Thursday 26 December
As usual, I was awake for long periods in the night (which is pretty normal at such altitude) but I used the time productively to start writing my Everest trekking poem, and in between those periods of wakefulness, I slept very deeply, so woke up feeling quite refreshed. Everyone else seemed quite groggy yet again, and many people were still struggling with the aftermath of stomach bugs, though at least there were no new victims in the night. I didn’t even have a headache today, so was again feeling on tiptop form. We had another very gentle ascent up to 4100m for lunch, and our last view of Everest for the next 3 days, although there were still fantastic views of Ama Dablam towering above us. I’ve love to climb that some day. Who knows, maybe if I learn to climb properly, one day I could actually do it. I never thought I’d ever climb Kilimanjaro until the guide in Peru told me I should go for it. And I might not have made it right to the top, but I could have done had things been a little different. I reckon if you can climb Kili, and if you have proper climbing experience, then you can climb Ama Dablam.
Today I talked with Chong, our head guide about Everest. It turns out he’s been on quite a few expeditions to the summit, but he’s only ever made it as high as the South Col. Apparently he suffered from altitude sickness too badly every time he got to that height, and couldn’t go on. He’s now in his 60s and says he’s too old for Everest. I realised it could be a difficult subject, but I asked if he’d ever seen anyone die on Everest. I’m genuinely so curious about all these things, having read so much about them, and to have the opportunity to actually talk to someone who’s been there was so exciting, I felt brave enough to broach some tricky subjects. His tone changed very quickly as soon as we talked about anything to do with his personal experiences, but to his credit, he answered my questions very honestly. He told me a harrowing story about watching his friend, another Sherpa, fall off the mountain and die. I had to read between the lines a little, but I think that incident was what made him quit. For him, and I don’t blame him in the slightest, the sanctity of life became more important than the desire to stand on top of the world. And of course, he had family to consider.
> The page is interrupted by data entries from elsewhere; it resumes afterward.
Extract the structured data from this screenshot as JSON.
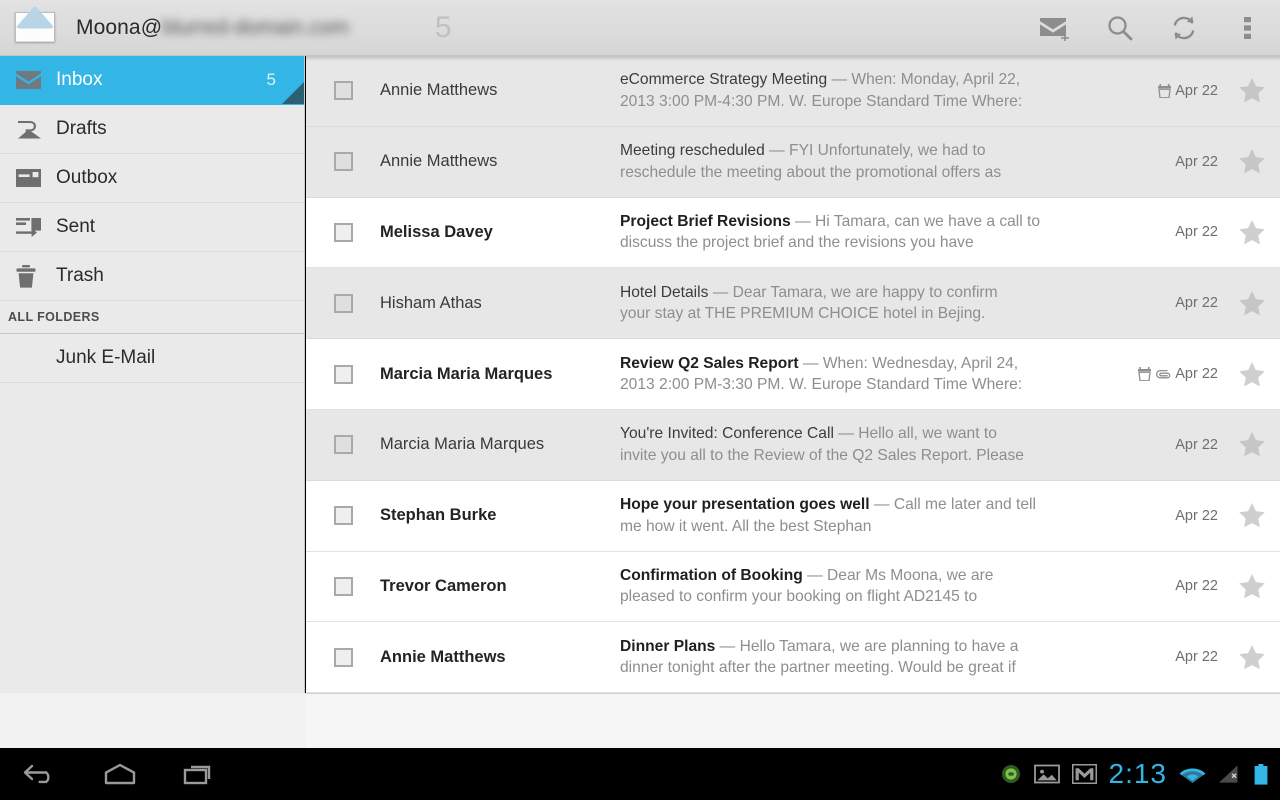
{
  "actionbar": {
    "app_icon": "envelope-icon",
    "account_user": "Moona@",
    "account_domain_redacted": "blurred-domain.com",
    "unread_badge": "5",
    "actions": [
      {
        "name": "compose",
        "icon": "compose-mail-icon",
        "label": "Compose"
      },
      {
        "name": "search",
        "icon": "search-icon",
        "label": "Search"
      },
      {
        "name": "refresh",
        "icon": "refresh-icon",
        "label": "Refresh"
      },
      {
        "name": "more",
        "icon": "overflow-menu-icon",
        "label": "More options"
      }
    ]
  },
  "sidebar": {
    "section_label": "ALL FOLDERS",
    "items": [
      {
        "label": "Inbox",
        "icon": "inbox-envelope-icon",
        "count": "5",
        "selected": true
      },
      {
        "label": "Drafts",
        "icon": "drafts-icon",
        "count": "",
        "selected": false
      },
      {
        "label": "Outbox",
        "icon": "outbox-icon",
        "count": "",
        "selected": false
      },
      {
        "label": "Sent",
        "icon": "sent-icon",
        "count": "",
        "selected": false
      },
      {
        "label": "Trash",
        "icon": "trash-icon",
        "count": "",
        "selected": false
      }
    ],
    "all_folders": [
      {
        "label": "Junk E-Mail",
        "count": ""
      }
    ]
  },
  "messages": [
    {
      "sender": "Annie Matthews",
      "subject": "eCommerce Strategy Meeting",
      "separator": " — ",
      "preview_line1": "When: Monday, April 22,",
      "preview_line2": "2013 3:00 PM-4:30 PM. W. Europe Standard Time Where:",
      "date": "Apr 22",
      "unread": false,
      "has_calendar": true,
      "has_attachment": false,
      "starred": false
    },
    {
      "sender": "Annie Matthews",
      "subject": "Meeting rescheduled",
      "separator": " — ",
      "preview_line1": "FYI Unfortunately, we had to",
      "preview_line2": "reschedule the meeting about the promotional offers as",
      "date": "Apr 22",
      "unread": false,
      "has_calendar": false,
      "has_attachment": false,
      "starred": false
    },
    {
      "sender": "Melissa Davey",
      "subject": "Project Brief Revisions",
      "separator": " — ",
      "preview_line1": "Hi Tamara, can we have a call to",
      "preview_line2": "discuss the project brief and the revisions you have",
      "date": "Apr 22",
      "unread": true,
      "has_calendar": false,
      "has_attachment": false,
      "starred": false
    },
    {
      "sender": "Hisham Athas",
      "subject": "Hotel Details",
      "separator": " — ",
      "preview_line1": "Dear Tamara, we are happy to confirm",
      "preview_line2": "your stay at THE PREMIUM CHOICE hotel in Bejing.",
      "date": "Apr 22",
      "unread": false,
      "has_calendar": false,
      "has_attachment": false,
      "starred": false
    },
    {
      "sender": "Marcia Maria Marques",
      "subject": "Review Q2 Sales Report",
      "separator": " — ",
      "preview_line1": "When: Wednesday, April 24,",
      "preview_line2": "2013 2:00 PM-3:30 PM. W. Europe Standard Time Where:",
      "date": "Apr 22",
      "unread": true,
      "has_calendar": true,
      "has_attachment": true,
      "starred": false
    },
    {
      "sender": "Marcia Maria Marques",
      "subject": "You're Invited: Conference Call",
      "separator": " — ",
      "preview_line1": "Hello all, we want to",
      "preview_line2": "invite you all to the Review of the Q2 Sales Report. Please",
      "date": "Apr 22",
      "unread": false,
      "has_calendar": false,
      "has_attachment": false,
      "starred": false
    },
    {
      "sender": "Stephan Burke",
      "subject": "Hope your presentation goes well",
      "separator": " — ",
      "preview_line1": "Call me later and tell",
      "preview_line2": "me how it went. All the best Stephan",
      "date": "Apr 22",
      "unread": true,
      "has_calendar": false,
      "has_attachment": false,
      "starred": false
    },
    {
      "sender": "Trevor Cameron",
      "subject": "Confirmation of Booking",
      "separator": " — ",
      "preview_line1": "Dear Ms Moona, we are",
      "preview_line2": "pleased to confirm your booking on flight AD2145 to",
      "date": "Apr 22",
      "unread": true,
      "has_calendar": false,
      "has_attachment": false,
      "starred": false
    },
    {
      "sender": "Annie Matthews",
      "subject": "Dinner Plans",
      "separator": " — ",
      "preview_line1": "Hello Tamara, we are planning to have a",
      "preview_line2": "dinner tonight after the partner meeting. Would be great if",
      "date": "Apr 22",
      "unread": true,
      "has_calendar": false,
      "has_attachment": false,
      "starred": false
    }
  ],
  "navbar": {
    "buttons": [
      {
        "name": "back",
        "icon": "back-arrow-icon"
      },
      {
        "name": "home",
        "icon": "home-icon"
      },
      {
        "name": "recents",
        "icon": "recent-apps-icon"
      }
    ],
    "status": {
      "icons": [
        "sync-status-icon",
        "screenshot-image-icon",
        "gmail-icon"
      ],
      "clock": "2:13",
      "right_icons": [
        "wifi-icon",
        "cellular-signal-off-icon",
        "battery-icon"
      ]
    }
  },
  "colors": {
    "accent_blue": "#33b5e5",
    "actionbar_bg": "#dcdcdc",
    "sidebar_bg": "#eaeaea",
    "row_read_bg": "#e7e7e7",
    "row_unread_bg": "#ffffff",
    "navbar_bg": "#000000",
    "clock_color": "#33b5e5"
  }
}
Something I find very interesting is what I learned about the different attitudes of the sherpas to others (be they clients or guides, commercial or private) about Everest and its dangers. For the sherpas, it’s a job, and however much they want to summit Everest, it’s still primarily a job. Until Camp 4, it’s pretty much like any other guiding or portering job, and their first priority is their clients. Above Camp 4, it’s every man for himself, and if at any point they don’t feel safe, they descend. There’s no obligation to risk their lives for the sake of their clients, or indeed, to help them in any way, and any decision about that is not made lightly.
Our leader, Jangbu, has summited Everest twice, and is hoping to summit a third time in the coming season. He was also very happy to talk about his experiences. We are so lucky to have him as a guide, given that there are only 3 Exodus guides who have ever summited Everest.
We arrived at Dingboche (4530m) mid-afternoon, and as I was still full of energy, I went for a little walk up the hill. Most people seemed to be exhausted once again, so I felt not a little smug. I would have gone a lot further, but I was a little scared of going far because I could hear yaks but couldn’t see them. Having seen them chase one of our group earlier in the week, I was pretty scared that a lone yak might start to chase me, and of course no one knew where I was or could come to my aid. Dying on Everest is one thing, but being gored to death by a yak when I hadn’t even got to Base Camp would have been a pretty rubbish way to die.